Per-block quantization

Per-block quantization (also called blockwise quantization) is a further mathematical generalization of per-channel quantization, similar to how per-channel quantization is a mathematical generalization of per-tensor quantization.
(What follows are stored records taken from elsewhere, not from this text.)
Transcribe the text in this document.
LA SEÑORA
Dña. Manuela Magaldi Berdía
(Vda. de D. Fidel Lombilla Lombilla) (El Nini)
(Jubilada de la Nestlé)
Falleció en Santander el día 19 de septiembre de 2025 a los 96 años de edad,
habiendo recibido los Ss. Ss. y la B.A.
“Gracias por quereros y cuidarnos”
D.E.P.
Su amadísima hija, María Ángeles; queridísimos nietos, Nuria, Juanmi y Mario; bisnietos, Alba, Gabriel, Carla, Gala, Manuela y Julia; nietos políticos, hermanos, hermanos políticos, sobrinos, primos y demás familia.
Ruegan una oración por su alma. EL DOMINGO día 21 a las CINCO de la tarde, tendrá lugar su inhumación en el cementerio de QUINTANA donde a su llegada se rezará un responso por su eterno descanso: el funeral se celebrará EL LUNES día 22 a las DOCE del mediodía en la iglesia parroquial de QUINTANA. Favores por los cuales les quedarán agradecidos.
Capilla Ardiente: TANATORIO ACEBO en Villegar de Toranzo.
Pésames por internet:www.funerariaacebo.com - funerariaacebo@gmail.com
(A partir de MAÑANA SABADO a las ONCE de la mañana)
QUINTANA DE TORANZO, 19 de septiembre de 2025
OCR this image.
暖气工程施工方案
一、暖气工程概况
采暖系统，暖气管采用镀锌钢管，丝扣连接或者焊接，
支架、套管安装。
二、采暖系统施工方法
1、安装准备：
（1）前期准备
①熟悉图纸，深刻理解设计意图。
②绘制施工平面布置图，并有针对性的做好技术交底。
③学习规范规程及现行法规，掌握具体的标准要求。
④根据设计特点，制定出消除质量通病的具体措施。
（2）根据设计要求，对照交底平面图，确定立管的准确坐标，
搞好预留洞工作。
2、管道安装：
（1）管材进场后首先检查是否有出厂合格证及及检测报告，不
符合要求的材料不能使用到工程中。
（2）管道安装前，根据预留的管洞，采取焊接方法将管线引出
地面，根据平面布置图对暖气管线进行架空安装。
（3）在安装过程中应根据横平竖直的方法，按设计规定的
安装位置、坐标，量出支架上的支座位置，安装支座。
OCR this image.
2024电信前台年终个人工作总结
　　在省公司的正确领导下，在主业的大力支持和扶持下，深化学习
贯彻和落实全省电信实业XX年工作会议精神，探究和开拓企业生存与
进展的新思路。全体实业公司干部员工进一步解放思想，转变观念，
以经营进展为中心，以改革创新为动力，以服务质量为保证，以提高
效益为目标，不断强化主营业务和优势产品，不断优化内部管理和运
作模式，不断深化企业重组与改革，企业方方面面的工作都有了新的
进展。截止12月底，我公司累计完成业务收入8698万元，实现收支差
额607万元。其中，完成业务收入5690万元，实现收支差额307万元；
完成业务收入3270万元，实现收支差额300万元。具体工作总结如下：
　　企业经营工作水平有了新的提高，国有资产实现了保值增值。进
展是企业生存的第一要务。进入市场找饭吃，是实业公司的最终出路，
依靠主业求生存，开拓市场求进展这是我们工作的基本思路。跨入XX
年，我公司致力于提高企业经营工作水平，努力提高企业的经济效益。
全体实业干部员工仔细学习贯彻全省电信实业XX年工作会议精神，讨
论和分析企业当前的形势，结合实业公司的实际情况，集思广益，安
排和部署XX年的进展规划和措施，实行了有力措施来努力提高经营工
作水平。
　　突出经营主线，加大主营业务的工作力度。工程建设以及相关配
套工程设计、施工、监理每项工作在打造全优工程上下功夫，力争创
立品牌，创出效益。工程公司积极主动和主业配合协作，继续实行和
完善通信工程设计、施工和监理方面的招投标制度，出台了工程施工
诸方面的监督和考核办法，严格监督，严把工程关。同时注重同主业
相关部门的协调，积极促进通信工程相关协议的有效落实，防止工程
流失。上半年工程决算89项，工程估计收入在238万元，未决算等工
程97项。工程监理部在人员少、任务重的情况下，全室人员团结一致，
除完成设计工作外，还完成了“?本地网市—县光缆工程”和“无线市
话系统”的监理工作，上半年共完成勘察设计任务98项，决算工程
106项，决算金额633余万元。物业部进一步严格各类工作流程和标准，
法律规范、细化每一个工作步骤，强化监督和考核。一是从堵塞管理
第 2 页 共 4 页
Blockwise quantization can be also easily done by creating a quantizer with the desired shape and block size.

import torch
import aimet_torch.quantization as Q
Cout, Cin = 8, 8
B = 4 # block size

weight = torch.cat([
    (torch.arange(-16, 16) / 32).view(B, Cout).transpose(0, 1),
    (torch.arange(-16, 16) / 16).view(B, Cout).transpose(0, 1),
], dim=1)

# Blockwise quantization with block size B
qtzr = Q.affine.QuantizeDequantize(shape=(Cout, Cin // B),
                                   block_size=(-1, B), # NOTE: -1 indicates wildcard block size
                                   bitwidth=8, symmetric=True)
print(f"Quantizer:\n{qtzr}")

with qtzr.compute_encodings():
    _ = qtzr(weight)

scale = qtzr.get_scale()
offset = qtzr.get_offset()
print(f"\nScale:\n{scale} (shape: {tuple(scale.shape)})")
print(f"\nOffset:\n{offset} (shape: {tuple(offset.shape)})")
Quantizer:
QuantizeDequantize(shape=(8, 2), block_size=(-1, 4), qmin=-128, qmax=127, symmetric=True)

Scale:
tensor([[0.0039, 0.0078],
        [0.0037, 0.0073],
        [0.0034, 0.0068],
        [0.0032, 0.0063],
        [0.0030, 0.0059],
        [0.0032, 0.0064],
        [0.0034, 0.0069],
        [0.0037, 0.0074]], grad_fn=<DivBackward0>) (shape: (8, 2))

Offset:
tensor([[0., 0.],
        [0., 0.],
        [0., 0.],
        [0., 0.],
        [0., 0.],
        [0., 0.],
        [0., 0.],
        [0., 0.]]) (shape: (8, 2))

Note that:

  • The shape \(\left(C_{out}, \frac{C_{in}}{B}\right) = (8, 2)\) of scale and offset is equal to that of the quantizer

  • For every channel \(c \in [0, C_{out})\), each block \(k \in \left[0, \frac{C_{in}}{B}\right)\) is in the quantization grid of \([-128, 127]\), associated with \(scale_{c, k:k+B}\) respectively

  • If \(C_{in}\) is not divisible by block size \(B\), the quantizer will throw shape mismatch error in runtime.

weight_qdq = qtzr(weight)
weight_q = weight_qdq.quantize() # Integer representation of weight_qdq

print("Output (quantized representation):\n{weight_q}")
print(f"\nScale:\n{weight_q.encoding.scale}")
print(f"\nOffset:\n{weight_q.encoding.offset}")
Output (quantized representation):
QuantizedTensor([[-128.,  -64.,    0.,   64., -128.,  -64.,    0.,   64.],
                 [-128.,  -60.,    9.,   77., -128.,  -60.,    9.,   77.],
                 [-128.,  -55.,   18.,   91., -128.,  -55.,   18.,   91.],
                 [-128.,  -49.,   30.,  108., -128.,  -49.,   30.,  108.],
                 [-127.,  -42.,   42.,  127., -127.,  -42.,   42.,  127.],
                 [-107.,  -29.,   49.,  127., -107.,  -29.,   49.,  127.],
                 [ -91.,  -18.,   54.,  127.,  -91.,  -18.,   54.,  127.],
                 [ -76.,   -8.,   59.,  127.,  -76.,   -8.,   59.,  127.]],
                grad_fn=<AliasBackward0>)

Scale:
tensor([[0.0039, 0.0078],
        [0.0037, 0.0073],
        [0.0034, 0.0068],
        [0.0032, 0.0063],
        [0.0030, 0.0059],
        [0.0032, 0.0064],
        [0.0034, 0.0069],
        [0.0037, 0.0074]], grad_fn=<DivBackward0>)

Offset:
tensor([[0., 0.],
        [0., 0.],
        [0., 0.],
        [0., 0.],
        [0., 0.],
        [0., 0.],
        [0., 0.],
        [0., 0.]])

API reference

Quantized tensors

QuantizedTensorBase

Abstract base class for quantized tensors.

QuantizedTensor

Represents a quantized tensor object.

DequantizedTensor

Represents a tensor which has been quantized and subsequently dequantized.

Quantizers

affine.Quantize

Applies quantization to the input.

affine.QuantizeDequantize

Applies fake-quantization by quantizing and dequantizing the input.

float.FloatQuantizeDequantize

Simulates quantization by fake-casting the input

Functional APIs

affine.quantize

Applies quantization to the input.

affine.quantize_dequantize

Applies fake-quantization by quantizing and dequantizing the input.

affine.dequantize

Applies dequantization to the input.